Devant la colonne, les deux rangées de pins s’écartaient pour céder la place à une petite vallée semée de pâturages. L’agglomération elle-même – des centaines de bâtiments – se nichait entre deux collines séparées par un ruisseau qui descendait de la montagne.

De la cheminée en pierre grise de chaque demeure, de la fumée sortait pour être aussitôt emportée par le vent.

Pour parer à des chutes de neige répétées, les toits étaient pentus. Sur plusieurs d’entre eux, des types s’acharnaient à remplacer des tuiles cassées.

Sur les flancs de plusieurs collines, des chèvres et des moutons, surveillés par des bergers, broutaient avec volupté.

Il restait quelques heures de jour. Au village, d’autres hommes travaillaient sur des devantures de boutiques ou sur des clôtures. À cheval entre industrieux et paresseux, le bourg avait quelque chose d’un paradis vaguement trompeur.

Mat rattrapa Talmanes et les soldats.

— Une jolie vue, reconnut le militaire. Je commençais à penser que toutes les cités de ce continent étaient des ruines truffées de réfugiés ou torturées sous le joug d’un envahisseur. Au moins, ce patelin-là ne risque pas trop de se désintégrer sous nos yeux…

— La Lumière fasse que tu aies raison, souffla Mat, se souvenant du village qui s’était enfoncé dans la terre, en Altara. Quoi qu’il en soit, espérons que les habitants n’ont rien contre les étrangers.

Mat jeta un coup d’œil aux cinq soldats. Tous des Bras Rouges, et parmi les meilleurs qu’il avait.

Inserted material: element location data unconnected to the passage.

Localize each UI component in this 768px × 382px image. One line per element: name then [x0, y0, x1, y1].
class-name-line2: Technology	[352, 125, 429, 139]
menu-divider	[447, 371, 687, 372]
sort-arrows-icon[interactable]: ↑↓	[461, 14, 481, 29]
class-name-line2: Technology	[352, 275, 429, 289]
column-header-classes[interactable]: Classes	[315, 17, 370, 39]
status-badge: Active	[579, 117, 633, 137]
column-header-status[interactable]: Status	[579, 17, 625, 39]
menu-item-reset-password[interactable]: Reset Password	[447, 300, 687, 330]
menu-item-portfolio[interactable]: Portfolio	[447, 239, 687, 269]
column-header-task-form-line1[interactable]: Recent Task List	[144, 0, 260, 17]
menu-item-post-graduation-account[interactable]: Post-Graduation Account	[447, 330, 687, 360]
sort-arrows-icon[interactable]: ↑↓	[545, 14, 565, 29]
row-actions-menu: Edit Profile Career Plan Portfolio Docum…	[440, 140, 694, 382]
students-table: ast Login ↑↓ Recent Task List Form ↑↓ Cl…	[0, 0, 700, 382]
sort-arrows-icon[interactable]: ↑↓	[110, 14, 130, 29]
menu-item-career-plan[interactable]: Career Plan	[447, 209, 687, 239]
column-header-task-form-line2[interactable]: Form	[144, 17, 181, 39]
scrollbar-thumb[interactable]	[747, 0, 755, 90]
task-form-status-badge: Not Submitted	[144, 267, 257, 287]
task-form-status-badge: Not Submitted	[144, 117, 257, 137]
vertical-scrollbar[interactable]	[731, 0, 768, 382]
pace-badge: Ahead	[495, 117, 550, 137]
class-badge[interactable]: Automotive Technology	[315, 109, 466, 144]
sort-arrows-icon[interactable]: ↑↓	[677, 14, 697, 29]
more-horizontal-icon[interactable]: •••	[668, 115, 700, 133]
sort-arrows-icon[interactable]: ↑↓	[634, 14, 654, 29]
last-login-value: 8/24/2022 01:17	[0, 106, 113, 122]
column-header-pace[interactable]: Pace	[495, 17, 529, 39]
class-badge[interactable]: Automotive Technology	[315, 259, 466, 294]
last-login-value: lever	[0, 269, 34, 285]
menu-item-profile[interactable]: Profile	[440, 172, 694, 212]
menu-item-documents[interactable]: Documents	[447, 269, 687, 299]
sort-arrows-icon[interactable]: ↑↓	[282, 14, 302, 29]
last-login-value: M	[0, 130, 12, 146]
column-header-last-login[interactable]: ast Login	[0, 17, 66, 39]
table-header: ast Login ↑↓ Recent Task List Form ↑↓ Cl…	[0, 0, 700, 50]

— Vous trois, dit-il, suivez les Aes Sedai. J’imagine qu’elles ne voudront pas descendre à la même auberge que moi. On se retrouvera le matin.

Les hommes saluèrent et Joline pinça les lèvres quand elle dépassa Mat, prenant soin de ne pas le regarder. Avec ses compagnes et les Champions, elle s’éloigna, suivie par les Bras Rouges.

— On dirait que c’est une auberge, fit Thom en désignant un grand bâtiment, dans la moitié est du village. C’est là que vous me trouverez.

Il salua ses compagnons, talonna son cheval et s’en fut, sa cape de trouvère battant au vent. Arriver le premier lui donnerait une bonne chance de se faire remarquer.

Mat jeta un coup d’œil à Talmanes, qui haussa les épaules. Avec deux soldats en guise d’escorte, ils s’engagèrent dans la descente. À cause du grand lacet, ils approchaient à présent à partir du sud-ouest. Au nord-est du village, la route reprenait ses droits.

Il semblait étrange qu’une voie si large, même ancienne et défoncée, traverse un village de ce genre.

Selon maître Roidelle, cette route les conduirait directement au royaume d’Andor. Trop accidentée pour connaître une grosse fréquentation, elle ne traversait aucune cité importante. Du coup, on l’avait oubliée.

Mat remerciait la Lumière qu’ils l’aient trouvée. La voie principale menant au Murandy grouillait de Seanchaniens.

Toujours selon maître Roidelle, Hinderstap produisait du fromage de chèvre et de la viande de mouton pour les petites villes et les domaines seigneuriaux de la région. Donc, les villageois devaient être habitués aux inconnus. De fait, dès qu’ils eurent repéré Thom et sa cape multicolore, des gamins coururent à sa rencontre. Son arrivée ferait des remous, mais du genre agréable. Avec les Aes Sedai, il en serait autrement.

Eh bien, on verra ! pensa Mat.

Pas question qu’on lui gâche sa bonne humeur. Cette fois, il ne permettrait pas aux Aes Sedai de lui casser la baraque.

Quand le jeune flambeur et Talmanes atteignirent le village, une foule était déjà massée autour de Thom. Debout sur ses étriers, il jonglait avec trois balles dans sa seule main droite tout en évoquant ses fabuleux voyages dans le Sud.

Ici, les villageois portaient des gilets et des manteaux verts en tissu épais. Des vêtements qui semblaient chauds, mais après un examen attentif, Mat vit que la plupart, comme les gilets et les pantalons, avaient été plusieurs fois déchirés puis méticuleusement reprisés.

Une autre petite foule, des femmes pour l’essentiel, faisait cercle autour des Aes Sedai. Parfait, ça. Mat redoutait que ces gens se terrent chez eux, morts de peur.